Na zijn geweldig getitelde debuut ‘Spanking the Monkey’, een
Sundance Film Festival-favoriet over de incestueuze relatie tussen
een zoon en een moeder (relax, ’t is een donkere komedie), verliet
David O. Russell de controversiële wateren voor een iets vlotter
verkoopbare en al even lekker getitelde opvolger. ‘Flirting with
Disaster’ is een alternatieve komedie die flirt met het commerciële
circuit (soms lijkt het wel een indieversie van ‘Meet the Fockers’,
très bizarre), zonder de weerhaakjes in te trekken.
Eigenlijk is het een gewiekste kruising tussen een praatkomedie
zoals Woody Allen ze graag heeft, een voorloper van de
disfunctionele ensemblekomedie zoals Wes Anderson ze later zou
maken én een evocatie van ouderwetse ‘comedy of errors’-komedies
waarin de misverstanden uitmonden in compleet absurde situaties
(tijdens de finale is het een knotsgekke screwballkomedie
geworden). Op die manier zoekt de film eigenlijk ook verwantschap
met het meer geschifte komediewerk van de broertjes Coen. O.Russell
wringt er echter ook een persoonlijke identiteit uit door
voorzichtig te strooien met satire op Amerikaanse tradities (bed
and breakfasts sucken!) en ingeburgerde waarden die tot
een gezond (Amerikaans) huwelijk moeten leiden. Hij slingert
hangijzers als seksuele identiteit, relatiecrisissen, overspel, het
‘nature vs. nurture-debat’, de zoektocht naar de individualiteit,
,drugs en gelijke rechten voor homo’s zowel tegen conservatieve als
progressieve muurtjes, zonder dat het pretentieus of al te genaveld
filosofisch wordt. Iets wat van ‘I Heart Huckabees’ net niet kon
gezegd worden.

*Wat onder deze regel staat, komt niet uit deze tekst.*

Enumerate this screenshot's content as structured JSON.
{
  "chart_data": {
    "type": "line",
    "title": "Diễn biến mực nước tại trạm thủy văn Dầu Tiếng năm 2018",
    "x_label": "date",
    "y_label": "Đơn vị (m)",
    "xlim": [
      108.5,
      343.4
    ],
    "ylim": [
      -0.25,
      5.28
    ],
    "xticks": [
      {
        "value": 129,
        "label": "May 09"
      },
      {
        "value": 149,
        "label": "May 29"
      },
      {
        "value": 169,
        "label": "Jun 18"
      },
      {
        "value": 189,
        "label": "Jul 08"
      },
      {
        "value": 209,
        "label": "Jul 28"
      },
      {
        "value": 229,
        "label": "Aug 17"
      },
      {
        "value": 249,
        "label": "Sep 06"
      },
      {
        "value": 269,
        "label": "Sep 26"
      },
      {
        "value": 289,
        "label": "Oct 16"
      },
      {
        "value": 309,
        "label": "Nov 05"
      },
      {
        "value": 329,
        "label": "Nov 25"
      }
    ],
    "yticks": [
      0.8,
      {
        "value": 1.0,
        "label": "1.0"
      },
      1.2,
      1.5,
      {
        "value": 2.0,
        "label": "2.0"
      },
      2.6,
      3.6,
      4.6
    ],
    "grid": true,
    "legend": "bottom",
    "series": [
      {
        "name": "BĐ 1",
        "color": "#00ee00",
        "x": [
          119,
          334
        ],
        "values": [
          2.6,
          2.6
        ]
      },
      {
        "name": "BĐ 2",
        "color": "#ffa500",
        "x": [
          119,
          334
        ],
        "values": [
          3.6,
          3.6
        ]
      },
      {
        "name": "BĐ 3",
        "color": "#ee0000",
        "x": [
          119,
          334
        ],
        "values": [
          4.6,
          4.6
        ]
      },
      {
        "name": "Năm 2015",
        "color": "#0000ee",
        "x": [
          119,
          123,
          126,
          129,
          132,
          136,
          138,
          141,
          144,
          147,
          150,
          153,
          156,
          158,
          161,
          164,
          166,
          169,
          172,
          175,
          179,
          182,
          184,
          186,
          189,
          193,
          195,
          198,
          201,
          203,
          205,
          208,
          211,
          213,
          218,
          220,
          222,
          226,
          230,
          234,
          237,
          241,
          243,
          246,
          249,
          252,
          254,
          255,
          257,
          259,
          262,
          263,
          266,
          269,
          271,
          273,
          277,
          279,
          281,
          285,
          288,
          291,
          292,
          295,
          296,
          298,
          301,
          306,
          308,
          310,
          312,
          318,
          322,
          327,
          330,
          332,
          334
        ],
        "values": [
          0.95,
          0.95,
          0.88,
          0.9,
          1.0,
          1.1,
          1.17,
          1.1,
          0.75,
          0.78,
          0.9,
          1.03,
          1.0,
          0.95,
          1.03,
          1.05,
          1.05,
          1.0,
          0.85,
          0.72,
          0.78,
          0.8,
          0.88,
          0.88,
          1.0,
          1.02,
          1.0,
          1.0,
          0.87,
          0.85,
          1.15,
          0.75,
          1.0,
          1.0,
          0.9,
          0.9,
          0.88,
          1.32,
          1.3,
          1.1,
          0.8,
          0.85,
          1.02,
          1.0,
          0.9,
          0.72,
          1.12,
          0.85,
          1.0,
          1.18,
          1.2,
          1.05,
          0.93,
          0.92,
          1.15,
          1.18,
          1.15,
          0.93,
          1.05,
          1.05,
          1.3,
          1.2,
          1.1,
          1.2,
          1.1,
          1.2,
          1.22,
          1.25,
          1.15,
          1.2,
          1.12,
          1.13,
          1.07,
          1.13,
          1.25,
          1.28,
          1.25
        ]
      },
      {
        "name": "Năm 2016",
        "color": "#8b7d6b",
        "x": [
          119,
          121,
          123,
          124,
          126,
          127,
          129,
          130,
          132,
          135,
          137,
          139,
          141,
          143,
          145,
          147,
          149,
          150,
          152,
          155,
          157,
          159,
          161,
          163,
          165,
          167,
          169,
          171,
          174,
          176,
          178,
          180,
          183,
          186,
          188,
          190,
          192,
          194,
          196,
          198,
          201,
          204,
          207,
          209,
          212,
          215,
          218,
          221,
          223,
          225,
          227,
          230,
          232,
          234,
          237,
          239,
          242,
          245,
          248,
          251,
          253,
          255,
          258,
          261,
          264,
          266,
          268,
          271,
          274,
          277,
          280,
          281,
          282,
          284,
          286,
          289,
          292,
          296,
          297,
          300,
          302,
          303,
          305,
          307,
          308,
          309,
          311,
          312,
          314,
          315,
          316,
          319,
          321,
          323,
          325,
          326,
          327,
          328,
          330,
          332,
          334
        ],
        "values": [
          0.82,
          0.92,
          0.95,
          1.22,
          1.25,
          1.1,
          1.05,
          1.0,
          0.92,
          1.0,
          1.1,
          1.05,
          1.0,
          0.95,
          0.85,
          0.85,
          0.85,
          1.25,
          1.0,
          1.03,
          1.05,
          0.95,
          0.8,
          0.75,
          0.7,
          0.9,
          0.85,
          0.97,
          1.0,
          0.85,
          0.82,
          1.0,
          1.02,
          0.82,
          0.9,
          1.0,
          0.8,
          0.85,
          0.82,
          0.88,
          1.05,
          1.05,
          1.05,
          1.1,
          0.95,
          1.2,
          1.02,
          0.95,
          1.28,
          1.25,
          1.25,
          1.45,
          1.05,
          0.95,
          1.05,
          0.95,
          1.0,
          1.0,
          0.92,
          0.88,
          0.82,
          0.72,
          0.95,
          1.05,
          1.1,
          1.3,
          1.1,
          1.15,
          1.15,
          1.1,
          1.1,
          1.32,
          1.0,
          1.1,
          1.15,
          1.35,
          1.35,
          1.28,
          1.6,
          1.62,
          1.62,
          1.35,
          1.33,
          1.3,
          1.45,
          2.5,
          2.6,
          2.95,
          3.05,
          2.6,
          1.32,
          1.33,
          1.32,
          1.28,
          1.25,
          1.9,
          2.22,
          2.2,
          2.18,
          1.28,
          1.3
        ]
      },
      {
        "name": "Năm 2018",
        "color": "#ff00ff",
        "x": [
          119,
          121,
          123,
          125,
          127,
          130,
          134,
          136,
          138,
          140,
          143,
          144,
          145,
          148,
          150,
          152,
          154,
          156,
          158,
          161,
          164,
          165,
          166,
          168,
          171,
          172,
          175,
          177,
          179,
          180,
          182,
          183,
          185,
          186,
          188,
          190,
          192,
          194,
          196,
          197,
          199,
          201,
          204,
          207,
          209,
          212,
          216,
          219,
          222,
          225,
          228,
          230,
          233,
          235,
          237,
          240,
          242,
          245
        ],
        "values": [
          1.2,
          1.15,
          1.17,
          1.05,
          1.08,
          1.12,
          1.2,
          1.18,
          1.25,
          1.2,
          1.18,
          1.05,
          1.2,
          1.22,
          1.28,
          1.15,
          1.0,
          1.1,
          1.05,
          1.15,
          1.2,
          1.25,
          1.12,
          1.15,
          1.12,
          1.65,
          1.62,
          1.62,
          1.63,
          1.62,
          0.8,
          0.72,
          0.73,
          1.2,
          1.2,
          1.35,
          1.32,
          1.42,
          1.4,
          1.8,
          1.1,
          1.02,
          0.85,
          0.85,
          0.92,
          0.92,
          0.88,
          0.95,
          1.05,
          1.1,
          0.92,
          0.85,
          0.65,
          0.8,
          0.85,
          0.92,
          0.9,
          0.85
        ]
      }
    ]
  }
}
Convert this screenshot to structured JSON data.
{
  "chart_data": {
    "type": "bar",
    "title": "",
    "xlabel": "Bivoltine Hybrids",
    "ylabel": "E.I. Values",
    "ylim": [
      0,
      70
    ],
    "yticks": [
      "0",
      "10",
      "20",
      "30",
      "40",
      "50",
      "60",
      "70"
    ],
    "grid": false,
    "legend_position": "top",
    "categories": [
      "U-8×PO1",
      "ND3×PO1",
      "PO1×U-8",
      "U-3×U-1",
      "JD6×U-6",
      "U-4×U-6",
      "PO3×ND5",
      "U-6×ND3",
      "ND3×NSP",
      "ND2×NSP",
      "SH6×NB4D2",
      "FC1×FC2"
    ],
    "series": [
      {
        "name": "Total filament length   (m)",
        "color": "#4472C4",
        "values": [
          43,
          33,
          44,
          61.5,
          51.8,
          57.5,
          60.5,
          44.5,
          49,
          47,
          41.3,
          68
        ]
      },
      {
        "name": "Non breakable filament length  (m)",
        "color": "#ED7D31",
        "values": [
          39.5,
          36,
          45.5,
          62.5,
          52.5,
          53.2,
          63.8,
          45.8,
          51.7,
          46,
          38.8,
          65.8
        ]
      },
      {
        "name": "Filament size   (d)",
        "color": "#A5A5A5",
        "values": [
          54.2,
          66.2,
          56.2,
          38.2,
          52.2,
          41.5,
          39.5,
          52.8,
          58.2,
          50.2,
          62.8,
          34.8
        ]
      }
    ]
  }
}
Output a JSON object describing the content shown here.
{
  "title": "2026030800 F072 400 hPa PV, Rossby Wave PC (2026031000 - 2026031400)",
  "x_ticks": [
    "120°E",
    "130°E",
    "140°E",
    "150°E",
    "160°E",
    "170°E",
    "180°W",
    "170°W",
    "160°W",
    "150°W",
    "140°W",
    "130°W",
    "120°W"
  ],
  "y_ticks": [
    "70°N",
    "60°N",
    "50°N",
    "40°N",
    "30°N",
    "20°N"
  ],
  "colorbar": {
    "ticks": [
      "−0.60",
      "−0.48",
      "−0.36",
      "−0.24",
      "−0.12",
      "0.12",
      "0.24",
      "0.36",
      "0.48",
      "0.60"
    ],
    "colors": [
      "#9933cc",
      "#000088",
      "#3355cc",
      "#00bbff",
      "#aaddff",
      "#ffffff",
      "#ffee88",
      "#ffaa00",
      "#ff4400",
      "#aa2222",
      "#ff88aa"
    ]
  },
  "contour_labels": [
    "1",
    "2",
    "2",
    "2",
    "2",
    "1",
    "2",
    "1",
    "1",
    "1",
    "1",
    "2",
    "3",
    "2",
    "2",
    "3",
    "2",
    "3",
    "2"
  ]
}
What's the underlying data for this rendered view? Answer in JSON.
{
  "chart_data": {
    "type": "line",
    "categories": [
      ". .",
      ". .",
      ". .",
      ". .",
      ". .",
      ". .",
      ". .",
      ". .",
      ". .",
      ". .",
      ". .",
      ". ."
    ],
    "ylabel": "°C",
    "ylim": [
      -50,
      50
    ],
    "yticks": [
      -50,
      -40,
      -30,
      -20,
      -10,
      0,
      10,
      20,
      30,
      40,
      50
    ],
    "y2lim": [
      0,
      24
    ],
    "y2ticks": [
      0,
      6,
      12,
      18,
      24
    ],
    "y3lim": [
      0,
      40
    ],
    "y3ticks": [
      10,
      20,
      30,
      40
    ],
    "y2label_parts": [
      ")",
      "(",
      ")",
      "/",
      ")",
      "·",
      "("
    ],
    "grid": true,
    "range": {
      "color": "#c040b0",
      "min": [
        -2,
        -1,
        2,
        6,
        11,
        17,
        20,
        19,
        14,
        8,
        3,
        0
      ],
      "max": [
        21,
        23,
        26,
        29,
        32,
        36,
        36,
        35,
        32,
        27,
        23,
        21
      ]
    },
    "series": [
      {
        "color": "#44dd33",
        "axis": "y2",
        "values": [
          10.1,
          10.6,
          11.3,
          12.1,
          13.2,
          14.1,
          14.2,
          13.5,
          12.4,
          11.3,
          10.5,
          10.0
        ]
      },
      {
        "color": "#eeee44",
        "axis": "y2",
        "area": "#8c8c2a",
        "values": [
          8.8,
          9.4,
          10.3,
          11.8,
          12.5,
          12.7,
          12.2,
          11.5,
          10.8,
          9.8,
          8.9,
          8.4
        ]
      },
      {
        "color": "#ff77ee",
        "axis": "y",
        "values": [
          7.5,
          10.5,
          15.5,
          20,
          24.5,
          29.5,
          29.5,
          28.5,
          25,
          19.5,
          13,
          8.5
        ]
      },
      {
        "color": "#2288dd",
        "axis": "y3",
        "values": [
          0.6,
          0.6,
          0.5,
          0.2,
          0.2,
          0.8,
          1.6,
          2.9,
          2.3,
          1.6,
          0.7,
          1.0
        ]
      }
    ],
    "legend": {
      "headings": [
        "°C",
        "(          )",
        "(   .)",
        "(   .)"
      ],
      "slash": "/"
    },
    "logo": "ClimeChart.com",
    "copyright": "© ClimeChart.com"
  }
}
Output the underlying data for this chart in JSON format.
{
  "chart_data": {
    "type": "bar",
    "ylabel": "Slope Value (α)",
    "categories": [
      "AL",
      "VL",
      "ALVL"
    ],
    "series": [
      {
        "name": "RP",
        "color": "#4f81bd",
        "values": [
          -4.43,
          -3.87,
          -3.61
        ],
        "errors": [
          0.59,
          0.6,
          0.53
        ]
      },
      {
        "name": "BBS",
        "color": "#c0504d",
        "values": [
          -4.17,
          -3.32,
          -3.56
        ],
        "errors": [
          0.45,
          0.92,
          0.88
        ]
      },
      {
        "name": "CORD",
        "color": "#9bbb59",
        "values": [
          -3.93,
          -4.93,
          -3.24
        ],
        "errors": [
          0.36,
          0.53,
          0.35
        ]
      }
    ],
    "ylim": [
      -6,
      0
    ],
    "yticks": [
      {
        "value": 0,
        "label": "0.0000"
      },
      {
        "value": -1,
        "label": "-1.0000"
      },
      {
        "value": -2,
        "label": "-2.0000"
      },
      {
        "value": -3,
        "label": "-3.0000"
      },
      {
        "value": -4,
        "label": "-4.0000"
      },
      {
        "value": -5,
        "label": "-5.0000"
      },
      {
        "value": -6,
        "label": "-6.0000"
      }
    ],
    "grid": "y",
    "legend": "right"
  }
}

Het zijn lichte prikken, die subtiel verwerkt worden
in een energieke roadtrip die het zeker niet laat om af en toe de
onnozele spast uit te hangen.
Maar toch is ‘Flirting with Disaster’ geen voorloper van wat
later de voorspelbare Ben Stiller- krijgt-op-zijn-kop-komedie zou
worden. Daarvoor is het verhaal te intelligent, te subversief
(‘I guess it’s just one of those ex-felon, pro-acid kind of
non-smoking homes’) en te origineel in elkaar gezet. De
personages zijn uiteindelijk weinig meer dan disfunctionele
typetjes (Ben Stiller wordt zelfs letterlijk geadresseerd als
‘neurotic guy’), maar ademen toch een zekere herkenbare onzekerheid
uit die hen zachtjes boven de stereotiepen laat uitstijgen. Het
komt er niet volledig uit, omdat ze te vaak in functie staan van de
vergezochte situaties, maar mede dankzij de geslaagde casting,
krijg je toch het gevoel dat je naar mensen zit te kijken die niet
zo ver naast de werkelijkheid lopen.
De acteurs zijn in goede doen en springen kwiek op het sappige
materiaal. Patricia Arquette is gevoelig en sympathiek, Ben Stiller
staat nog niet op autopiloot het kneusje uit te hangen en Téa Leoni
– aka mevrouw David Duchovny – slaagt erin om de irritante neuroot
te spelen zonder dat je spontaan zin krijgt om haar schedel in te
beuken. Maar het zijn de bijrollen die voor de grootste
fun en leukste dialogen zorgen. Vooral Lily Tomlin en Alan
Alda zijn geweldig op dreef als geflipt ouderkoppel dat een kleine
LSD-fabriek draaiende houdt in de kelder. Ook Joshh Brolin (dit
jaar nog als herontdekking in ‘No Country for Old Men’) en Richard
Jenkins staan scherp als het gay couple dat onverwacht
deelneemt aan de disfunctionele roadtrip voor gevorderden. Brolin
levert trouwens het meest memorabele moment van de film af met zijn
nogal bizarre okselfetisj.
Met ‘Flirting with Disaster’ schurkt onafhankelijke geest David
O. Russell dicht aan tegen de grenzen van de stereotiepe
mainstreamcinema waar hij eigenlijk de spot mee drijft, maar de
driftkikker voorziet zijn ‘comedy of neuroses’ van genoeg
quirky ideeën om het origineel en fris te houden. Zeker
niet zijn beste film, daarvoor is het allemaal te vluchtig en
onevenwichtig, maar het zelden aflatende tempo, het naar
screwballhoogdagen knipogende absurdisme en de goeie vertolkingen
maken er wel een leuke disfunctionele komedie van waar zelfs
opperneuroten Woody Allen en Larry David smakelijk langs de neus
weg bij zullen gniffelen.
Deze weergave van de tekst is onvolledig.